What is PMI? Do I Need it for a VA Loan?

private mortgage insuranceBorrowers who make less than a 20% down payment on a home loan typically must pay for private mortgage insurance (PMI). VA Loans don’t have this requirement, which can result in a lot of savings for the borrower.

What is Private Mortgage Insurance (PMI)?

Private mortgage insurance or PMI is an insurance policy that protects the lender if you default on the loan. If the lender must repossess the house and sell it for less than the amount remaining on the loan, they will be covered by this insurance. Essentially, the lender gets protected. You pay for that protection because the cost is added into your loan payment amount.

While that might seem annoying, it makes it feasible for banks to give you a loan without requiring as much of a down payment as they otherwise would. Before PMI was created, banks wouldn’t give loans to people unable to make a large down payment.

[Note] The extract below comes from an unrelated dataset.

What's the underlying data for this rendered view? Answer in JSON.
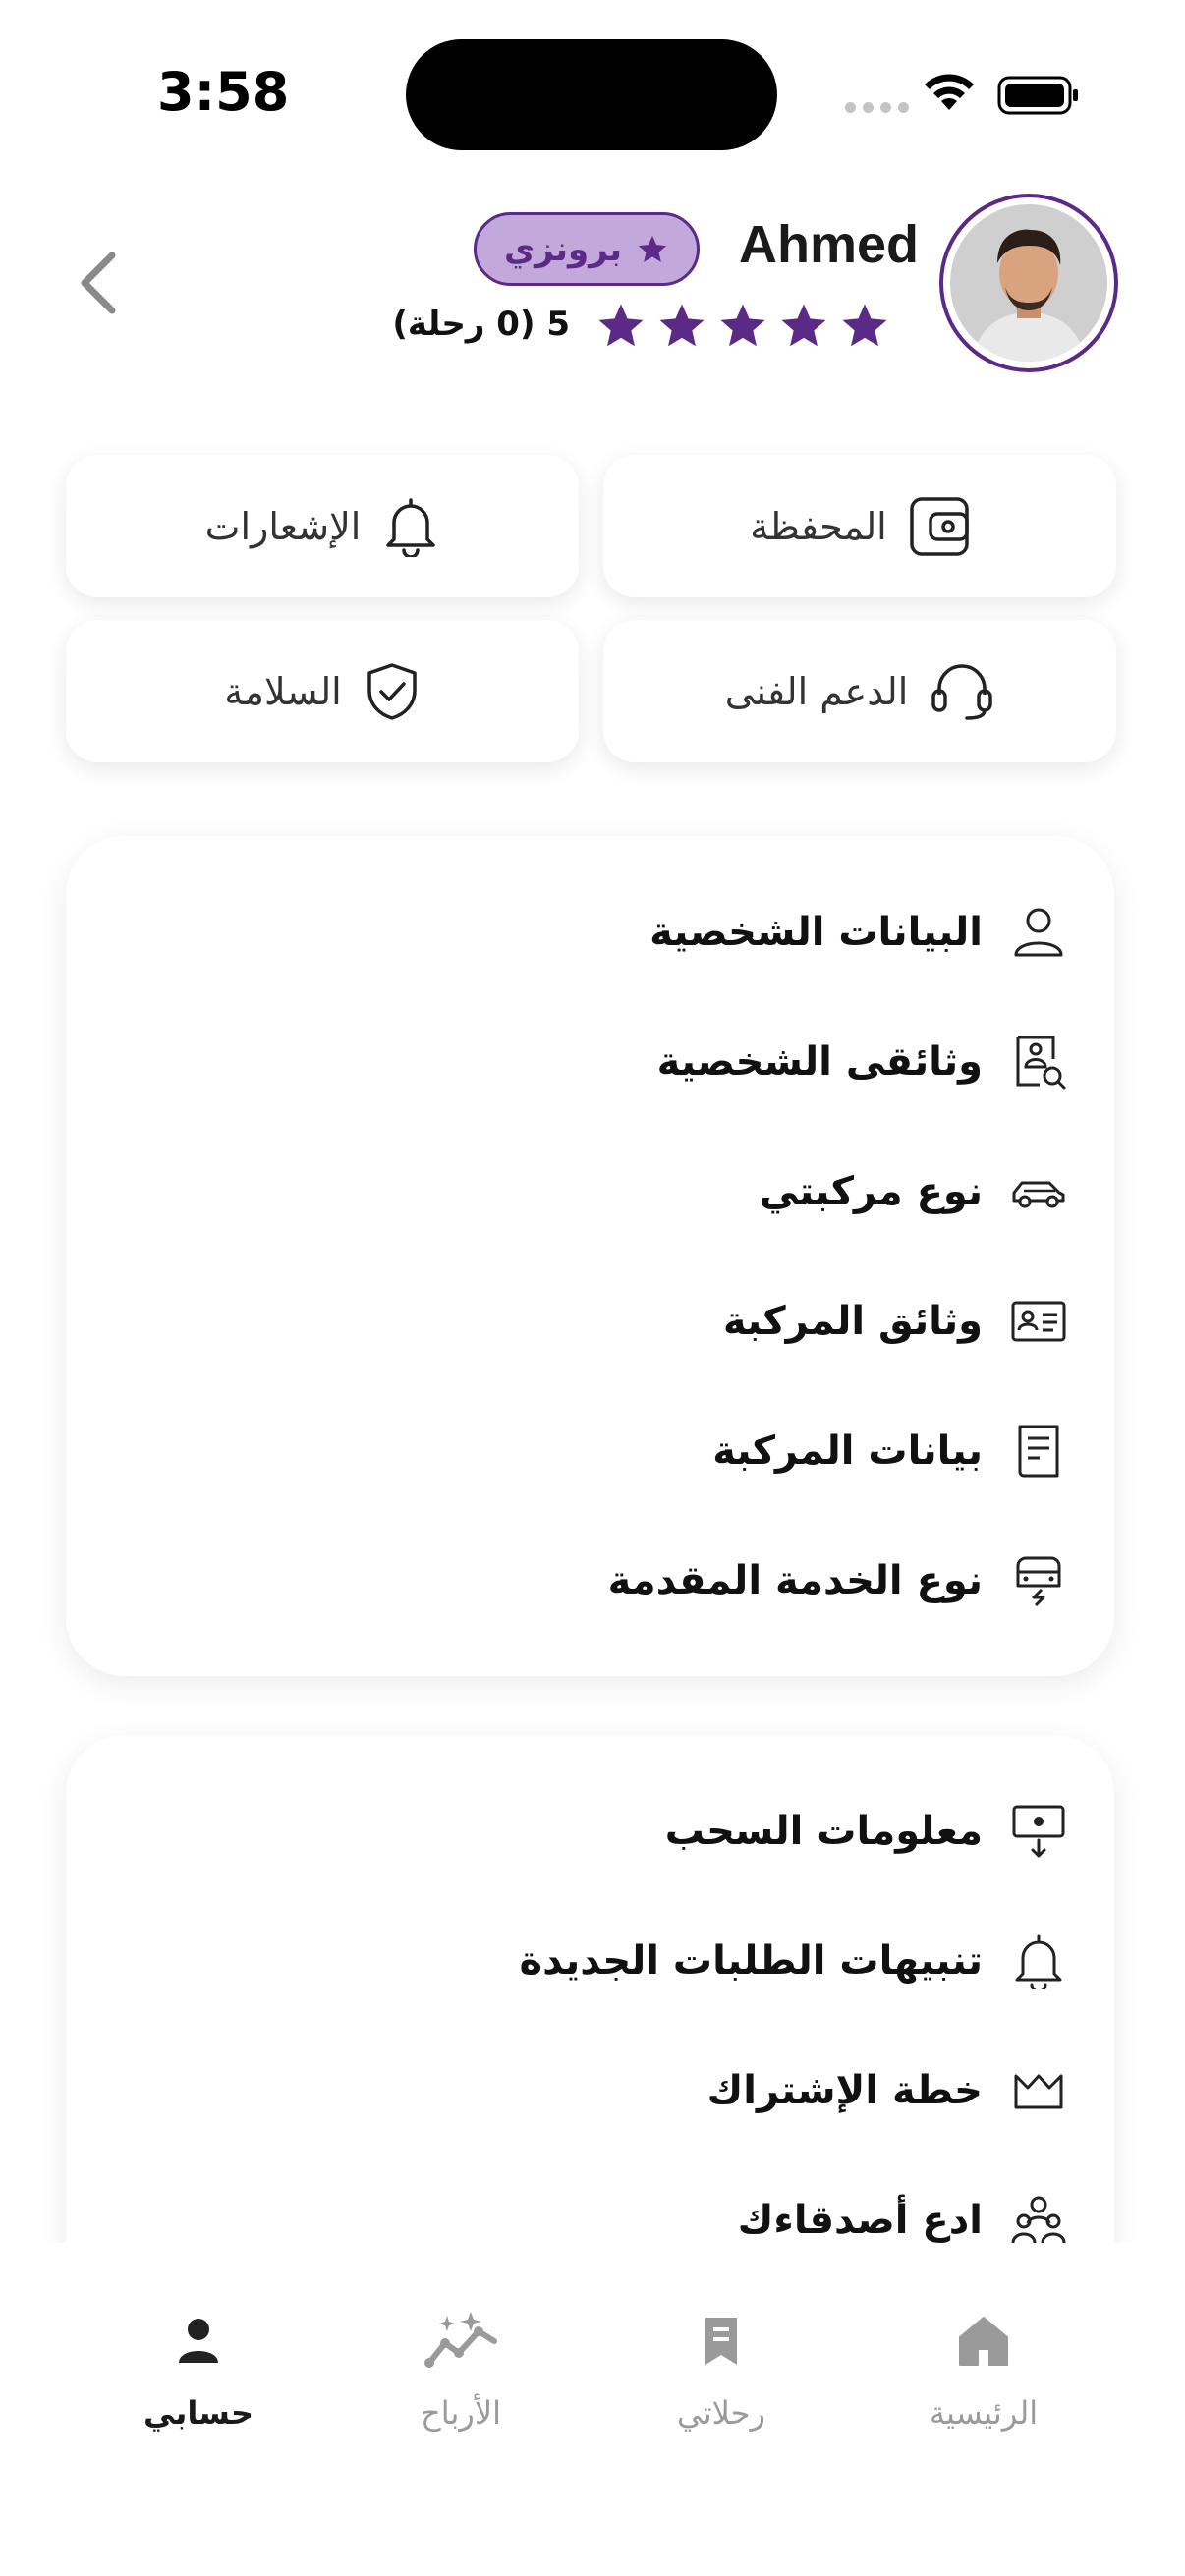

How the Amount is Calculated

The cost of private mortgage insurance varies depending on the total loan amount and the size of your down payment. It can range from around 0.3% to 1.5% of the original loan amount annually. For example, a $180,000 loan with $20,000 down might have an additional $52 added to each monthly payment to cover the private mortgage insurance fee.


Lenders must cancel private mortgage insurance when the loan-to-mortgage ratio drops to 78%. Borrowers can request it a little bit sooner, when the ratio reaches 80%.
Loan-to-value ratio is calculated like this:

Mortgage amount owed / appraised value
Example: $70,000 mortgage balance / $100,000 value = 0.70 or 70% loan-to-value

Loans with No PMI Required

The best way to avoid paying private mortgage insurance is to get a loan that doesn’t require it in the first place. You can do that by making a very large down payment so your loan-to-value ratio is 80% or lower from the start. Or you can get a type of loan that doesn’t require it.

VA loans don’t require private mortgage insurance. Because the government backs up these types of loans, the lender is protected already. Avoiding private mortgage insurance can save thousands of dollars over the life of a loan.